Subject: Re: Understanding Erik Naggum
From: Erik Naggum <erik@naggum.no>
Date: 04 Oct 2002 19:58:30 +0000
Newsgroups: comp.lang.lisp
Message-ID: <3242750310920971_-_@naggum.no>

* Fred Gilham
| I think it might be a public service to make the following point.

  However tasteless it is to use names in the Subject, this was a pretty
  good summary, actually.  That is probably a first in and of itself.

| He does not consider civility a goal in and of itself [...]

  Quite right.  I actually cannot stand people who are polite and civil but
  have nothing whatsoever to communicate or accomplish with it.  Civility
  is a protocol to get something done in a situation where people need to
  feel good about themselves.  It is vitally important when you want to get
  those things done that require it.  However, your "feeling good" is not
  something you can require other people to cater to without having a clear
  purpose to the exchange in the first place.

| Erik doesn't care if he's liked and accepted.

  Yes, I do, but I do not seek a professional, technical forum about
  (Common) Lisp to be liked and accepted.  If I do not find myself liked
  and accepted, I, too, feel unhappy, and I am actually quite hurt by the
  numerous evil people who do nothing on this newsgroup but attack me.
  What the fuck do they think this forum is for?  Take them away, and there
  is /very/ little hostile traffic in this newsgroup.  And I do /not/ start
  whatever remains.  Just look at the recent number of assholes who had to
  opine about me.  So, yes, I care very much when these assholes fill the
  newsgroup with hate rhetoric.

  However, it is more correct that I do not think being liked and accepted
  should take predence to technical matters /in a technical forum/.  It
  would be inconceivable for me to say "I like you as a person, but you
  post misinformation about Common Lisp in comp.lang.lisp".  I think that
  would be about as likely as a stock broker saying "I like you as a person,
  but you give your customers really bad stock advice", or a priest saying
  to another "I really like you as a person, but could you please cut down
  on murdering abortion doctors?"

| He would like to be respected, but even then he doesn't care if he's not
| respected by people he doesn't respect.

  It is because I fundamentally respect people that I think they should
  listen.  However, I find that the disrespect that people resort to when
  they do not "feel good" is quite alarming.

| You can call this arrogance, ego or whatever you want.

  I do not care much what people call it, but I fail to see how ranking
  being liked and accepted and resepcted lower than technical merits can be
  called ego, though.  In other words, I expect to be liked, accepted and
  respected for on technical merit /in a technical forum/.

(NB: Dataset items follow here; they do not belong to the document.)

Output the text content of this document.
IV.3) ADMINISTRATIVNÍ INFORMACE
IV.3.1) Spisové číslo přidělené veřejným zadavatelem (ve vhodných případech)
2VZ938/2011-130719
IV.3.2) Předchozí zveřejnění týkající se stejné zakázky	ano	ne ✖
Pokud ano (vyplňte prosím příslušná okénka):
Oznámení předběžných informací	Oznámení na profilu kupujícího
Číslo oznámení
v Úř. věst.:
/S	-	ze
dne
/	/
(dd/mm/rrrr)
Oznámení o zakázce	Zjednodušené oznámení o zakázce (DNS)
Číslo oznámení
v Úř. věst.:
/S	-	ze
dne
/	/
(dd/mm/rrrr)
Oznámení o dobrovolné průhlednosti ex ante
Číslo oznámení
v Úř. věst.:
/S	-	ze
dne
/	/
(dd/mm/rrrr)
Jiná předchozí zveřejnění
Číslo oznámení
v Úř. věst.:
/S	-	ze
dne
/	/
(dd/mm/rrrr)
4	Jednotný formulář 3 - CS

| If, on the other hand, you were to convince Erik that something he said
| were technically incorrect, that would make a difference.  I've seen it
| before: he admits his error.

  I appreciate that at least someone sees this.

| In other words, Erik's values are not yours.

  This sounds a little too general.  I have found a lot more people who
  share my values that do not.  Very few people actually stand up and say
  they prefer a forum of civil and polite idiots to a forum of sometimes
  quarreling experts, and for the newbie who wants to learn and seeks help,
  fora that are rife with polite idiots who give bad advice is really not
  something you know how much you will hate until you experience it.

| I personally would prefer that he had different values; I regret very
| much his chronic feuds with Erann Gat, for example.

  I havea no idea why Erann thinks this forum is a suitable place to spew
  accusations against me and post so much poisonous bile.  What does that
  fucking moron expect to /achieve/?  That shithead is purely destructive.

| You know how much you value civility by finding out when you are willing
| to abandon it.

  Glad to see someone else make this point.  I have argued strongly that if
  your ethical standards are abandoned when you deal with people you do
  feel "enough" sympathy or empathy with, they are worthless.  The great
  invention of "due process" is precisely that which treats people with a
  fundamental /respect/ regardless of what they have /done/.  I really try
  to do this myself, but I find that even knowledge of the legal system and
  appreciation of the concept of due process is /missing/ in people who
  waste no opportunity to attack me, unfairly, unjustly, and most of all
  for things they /invent/ and which I have never done.  False accusations
  is the ultimate disrespect.

  But I can't quite get over seeing such an inflammatory Subject line above
  such accurate contents.

-- 
Erik Naggum, Oslo, Norway

Act from reason, and failure makes you rethink and study harder.
Act from faith, and failure makes you blame someone and push harder.